Hash Maps in Clojure
Hash-Maps are key-value data structures used to store values and lookup values based on some key. The collection is organized based on the hash codes of the keys for optimal lookup performance.
You’ve probably seen and even used the hash-map notation in different parts of your code.
=> (hash-map :steak 10 :beef 8 :roast 9)
{:beef 8, :roast 9, :steak 10}
Maps and hash-maps are one in the same. So what happens behind the scenes when you instantiate a map?
Clojure’s Bucket List
Hash-maps are divided into some arbitrary number of “buckets”, or sublists. Within each bucket is another list that holds the map key-value pair. The bucket as well as the position within the bucket that the value is placed under is determined by the hash value of the key.
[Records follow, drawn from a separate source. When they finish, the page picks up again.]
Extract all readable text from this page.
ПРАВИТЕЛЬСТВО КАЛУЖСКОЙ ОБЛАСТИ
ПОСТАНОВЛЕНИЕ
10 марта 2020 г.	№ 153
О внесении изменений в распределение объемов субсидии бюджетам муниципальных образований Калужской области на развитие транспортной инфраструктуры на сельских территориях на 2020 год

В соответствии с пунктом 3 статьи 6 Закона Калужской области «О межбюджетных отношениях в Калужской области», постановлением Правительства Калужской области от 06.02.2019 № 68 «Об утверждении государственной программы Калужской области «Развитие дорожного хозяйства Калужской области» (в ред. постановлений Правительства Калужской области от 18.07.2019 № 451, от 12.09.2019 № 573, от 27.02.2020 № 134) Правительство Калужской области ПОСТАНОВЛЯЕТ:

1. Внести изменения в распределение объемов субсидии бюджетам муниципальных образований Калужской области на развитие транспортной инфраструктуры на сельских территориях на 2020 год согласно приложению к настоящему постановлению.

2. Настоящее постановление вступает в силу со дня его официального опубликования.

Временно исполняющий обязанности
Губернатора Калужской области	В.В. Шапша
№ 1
For the keys in the earlier map, we would have the following hashes:
user=> (map hash '(:steak :beef :roast))
(-1536444162 -1184525500 -359004292)
Selecting the Buckets
Suppose we have 3 buckets in the hash-map. Using these hashes, a bucket can be selected
using the mod
of each hash against the number of buckets available.
user=> (map #(mod % 3) (map hash '(:steak :beef :roast)))
(0 2 2)
This means the first bucket would contain :steak
, the second bucket would be empty,
and the last bucket would have both :beef
and :roast
.
Selecting a Bucket Position
After a bucket is selected, a position must be selected. One way to choose a bucket would be
finding the mod
of the hash against the number of elements in the bucket’s list.
Suppose each bucket has a 5 element list. Then the position of each item in their respective buckets would be as follows:
user=> (map #(mod % 5) (map hash '(:steak :beef :roast)))
(3 0 3)
So what we have now is
:steak
at Bucket 0, Position 3:beef
at Bucket 2, Position 0:roast
at Bucket 2, Position 3
When we need to look up an item, the same process used to add the item to the hash-map is also used to search the hash-map. When a key is requested, it is hashed and the bucket as well as the position in that bucket is found, then the value at that position is returned to the caller.
user=> (def cows {:beef 8, :roast 9, :steak 10})
#'user/cows
user=> (get cows :beef)
8
Collisions
In a hash-map, a collision occurs when two hashes map to the same bucket and position.
This can occur when two different values produce the same hash…
user=> (map hash '(:beef :roast))
(-1184525500 -1184525500)
…or this might occur if the bucket and position that two hash values map to are the same.
user=> (map (fn [h] {:hash h
:bucket (mod h 3)
:position (mod h 5)})
(map hash '(:beef :moo)))
({:hash -1184525500
:bucket 2
:position 0}
{:hash 684602810
:bucket 2
:position 0})
So how do we handle cases where two hashes result in the same position?
Chaining
One way to handle this is to make each position in the bucket a linked list. As items are added to a hash-map, they are added to a linked list at the position it’s expected at. When Items need to be retrieved, every item in that position is compared the original key object for equality.
Open Addressing
Another technique to handle collisions is Open Addressing, which can be implemented several different ways. The main idea of Open Addressing is to search for an unoccupied position in the bucket until an unoccupied position is found. That position is then used to store the key-value pair being added.
This technique can result in infinite looping unless handled in some way, such as growing the lists as they reach maximum capacity.